Re: [HTCondor-users] Job Scheduling





> Date: Sun, 2 Jun 2013 18:09:24 +0100
> From: b.candler@xxxxxxxxx
> To: htcondor-users@xxxxxxxxxxx
> CC: muakrules@xxxxxxxx
> Subject: Re: [HTCondor-users] Job Scheduling
>
> On 02/06/2013 10:52, Usman Khan wrote:
> > On 06/02/2013 12:58 PM, Brian Candler wrote:
> >> On 01/06/2013 18:32, Muak rules wrote:
> >>> I just did what you asked me to do.
> >>> There is only one worker node is showing but in worker node it was
> >>> not showing queue
> >> What do you mean by "not showing queue"?
> > Means queue was not showing queue on workers node..
> And what does that mean?? What command did you type, on which machine,
> and what response did you see?

I run condor_q on workers node and that queue was empty... All i understood is that the worker will not know if job is executing on its machine......

> > How I came to know that job is running on worker machine or not if I
> > don't have any access to master node?
> The master node is where you run condor_submit to queue a job, condor_q
> to examine the queue, condor_status to look at what the worker machines
> are doing.
>
> Are you saying you don't have access to the master node? Well, it is
> possible to run these tools on one machine and ask them to query a
> different master node. But this adds extra command-line options. Also
> you would need to set up access permissions so that access from that
> other machine was allowed.
>
> If I were you, I'd start simple. One master node, a number of execute
> nodes, everyone logs into the master node to submit jobs.

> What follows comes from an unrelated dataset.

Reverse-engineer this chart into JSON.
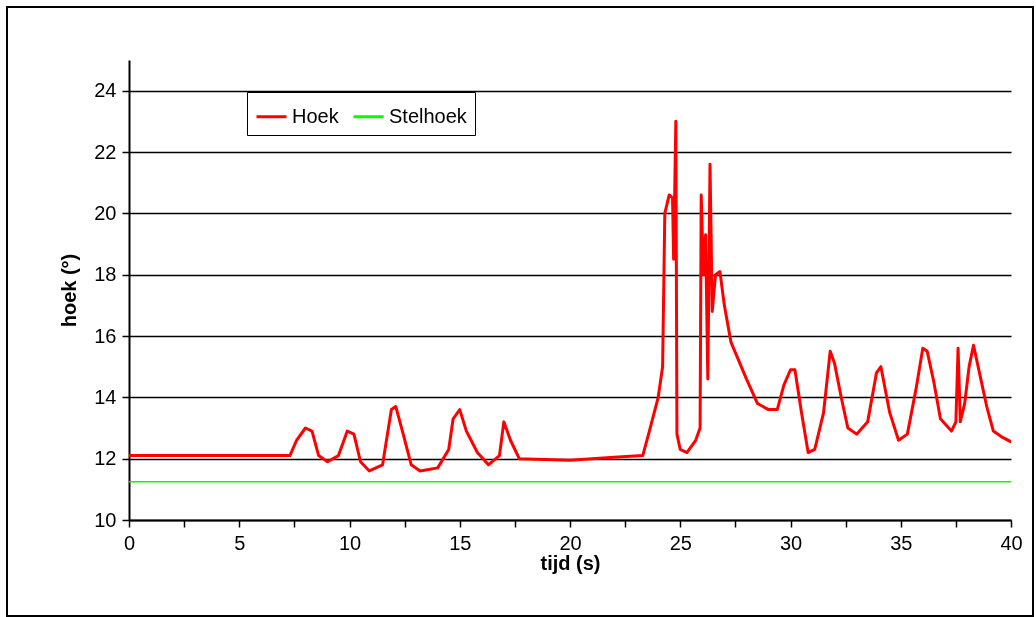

will you please explain this who this will happened "everyone logs into the master node to submit jobs."

>
> > And what should I do if I want to migrate my job from one worker
> > machine to other if I'm using standard universe?
> condor doesn't, as far as I know, support any form of "live" migration.
> If you're using standard universe then you have checkpointing, so I
> suppose it's possible to terminate a job and have it restart on another
> node from that checkpoint, but I don't use standard universe so I don't
> really know (I use vanilla universe)
>
> > Will you plz help me out through this.....Thankx
> I've tried to explain this as simply as I can, but if I've failed then
> I'm sorry, I don't think I can put it any more simply than I already have.
>
> Also, please remember to reply to the list, not just to me personally.
>
> Regards,
>
> Brian.
>